Scientists from the University of Wisconsin–Madison have identified two subtypes of metastatic prostate cancer that respond differently to treatment, information that could one day guide clinicians in treating patients with the therapies targeted to their disease. Building on earlier studies that discovered clinically relevant subtypes of breast cancer and nonmetastatic prostate cancer, researchers identified genetic signatures that can divide metastatic prostate tumors into two types known as luminal and basal.

The researchers also noted that luminal tumors responded better to testosterone-blocking treatments, whereas basal tumors did not benefit as much from this hormone treatment. Basal tumors also consisted of the particularly aggressive form of metastatic disease known as small cell neuroendocrine prostate cancer. Further clinical trials will be necessary before any new diagnostic-based treatment selection is available.

Shuang Zhao, a professor of oncology at the University of Wisconsin School of Medicine and Public Health who helped direct the research, stated, "The reason why these subtypes are important is they respond to hormone therapy very differently. In localized prostate cancer, we've shown that luminal tumors had a bigger benefit from anti-testosterone therapy. We wanted to know if the same pattern extended to metastatic disease."

Along with colleagues at the University of California, San Francisco, and other institutions, Dr. Zhao published his findings on September 23, 2021 in JAMA Oncology.

About 20 years ago, scientists discovered luminal and basal subtypes of breast cancer and discovered that each responds better to different therapies, and this discovery has given physicians greater precision in treating their breast cancer patients. Since breast cancers and prostate cancers share many parallels, including their sensitivity to hormone treatment, in 2016 Dr.
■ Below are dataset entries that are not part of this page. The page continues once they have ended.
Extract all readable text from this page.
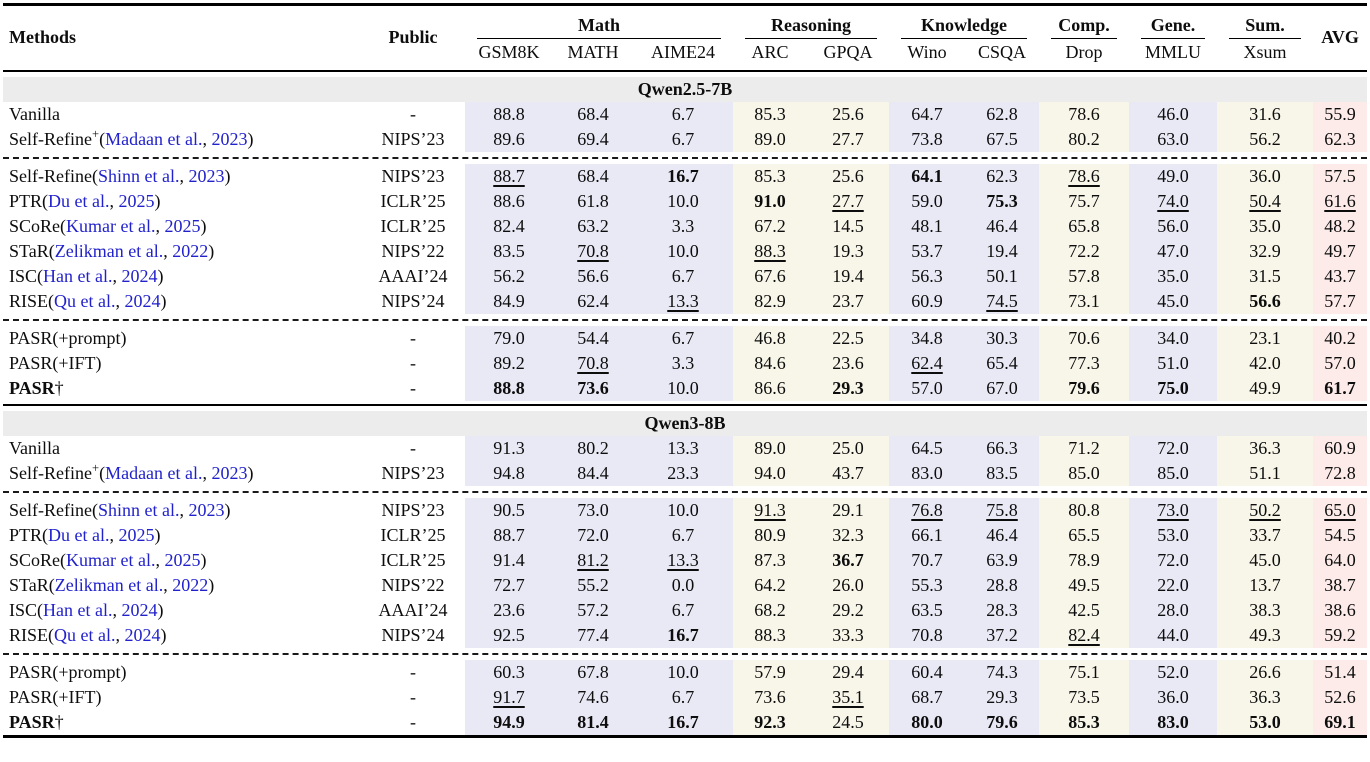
Methods	Public	Math			Reasoning		Knowledge		Comp.	Gene.	Sum.	AVG
		GSM8K	MATH	AIME24	ARC	GPQA	Wino	CSQA	Drop	MMLU	Xsum	

Qwen2.5-7B												
Vanilla	-	88.8	68.4	6.7	85.3	25.6	64.7	62.8	78.6	46.0	31.6	55.9
Self-Refine+(Madaan et al., 2023)	NIPS’23	89.6	69.4	6.7	89.0	27.7	73.8	67.5	80.2	63.0	56.2	62.3

Self-Refine(Shinn et al., 2023)	NIPS’23	88.7	68.4	16.7	85.3	25.6	64.1	62.3	78.6	49.0	36.0	57.5
PTR(Du et al., 2025)	ICLR’25	88.6	61.8	10.0	91.0	27.7	59.0	75.3	75.7	74.0	50.4	61.6
SCoRe(Kumar et al., 2025)	ICLR’25	82.4	63.2	3.3	67.2	14.5	48.1	46.4	65.8	56.0	35.0	48.2
STaR(Zelikman et al., 2022)	NIPS’22	83.5	70.8	10.0	88.3	19.3	53.7	19.4	72.2	47.0	32.9	49.7
ISC(Han et al., 2024)	AAAI’24	56.2	56.6	6.7	67.6	19.4	56.3	50.1	57.8	35.0	31.5	43.7
RISE(Qu et al., 2024)	NIPS’24	84.9	62.4	13.3	82.9	23.7	60.9	74.5	73.1	45.0	56.6	57.7

PASR(+prompt)	-	79.0	54.4	6.7	46.8	22.5	34.8	30.3	70.6	34.0	23.1	40.2
PASR(+IFT)	-	89.2	70.8	3.3	84.6	23.6	62.4	65.4	77.3	51.0	42.0	57.0
PASR†	-	88.8	73.6	10.0	86.6	29.3	57.0	67.0	79.6	75.0	49.9	61.7

Qwen3-8B												
Vanilla	-	91.3	80.2	13.3	89.0	25.0	64.5	66.3	71.2	72.0	36.3	60.9
Self-Refine+(Madaan et al., 2023)	NIPS’23	94.8	84.4	23.3	94.0	43.7	83.0	83.5	85.0	85.0	51.1	72.8

Self-Refine(Shinn et al., 2023)	NIPS’23	90.5	73.0	10.0	91.3	29.1	76.8	75.8	80.8	73.0	50.2	65.0
PTR(Du et al., 2025)	ICLR’25	88.7	72.0	6.7	80.9	32.3	66.1	46.4	65.5	53.0	33.7	54.5
SCoRe(Kumar et al., 2025)	ICLR’25	91.4	81.2	13.3	87.3	36.7	70.7	63.9	78.9	72.0	45.0	64.0
STaR(Zelikman et al., 2022)	NIPS’22	72.7	55.2	0.0	64.2	26.0	55.3	28.8	49.5	22.0	13.7	38.7
ISC(Han et al., 2024)	AAAI’24	23.6	57.2	6.7	68.2	29.2	63.5	28.3	42.5	28.0	38.3	38.6
RISE(Qu et al., 2024)	NIPS’24	92.5	77.4	16.7	88.3	33.3	70.8	37.2	82.4	44.0	49.3	59.2

PASR(+prompt)	-	60.3	67.8	10.0	57.9	29.4	60.4	74.3	75.1	52.0	26.6	51.4
PASR(+IFT)	-	91.7	74.6	6.7	73.6	35.1	68.7	29.3	73.5	36.0	36.3	52.6
PASR†	-	94.9	81.4	16.7	92.3	24.5	80.0	79.6	85.3	83.0	53.0	69.1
Zhao's team aimed to explore whether these parallels extended to different prostate cancer subtypes. They published the first report that identified the luminal and basal subtypes in localized prostate cancer, in which the disease remains confined to the prostate.

The new study expanded the analysis to metastatic cancer and noted that metastatic prostate cancer is much more lethal than its local version, and it is also more challenging to study because small tumors can be in many different parts of the body and are harder to biopsy. To find enough samples to run their analysis, Dr. Zhao's team used multiple large, national studies of metastatic prostate cancer patients.

Dr. Zhao stated, "We pooled all of the data together and assembled the largest metastatic prostate cancer cohort to date." The team ended up with a total of 634 patient samples. The scientists used computational methods to compare the patterns of gene expression in the tumor biopsies. A group of 50 genes determines the basal or luminal nature of breast and prostate cancer, and depending on how active each of these genes is, scientists can separate out the two subtypes.

"Now that we've discovered this pattern, how do we turn this into a test that metastatic patients can benefit from?" said Dr. Zhao, who is also the co-director of the Circulating Biomarker Core at the UW-Madison Carbone Cancer Center.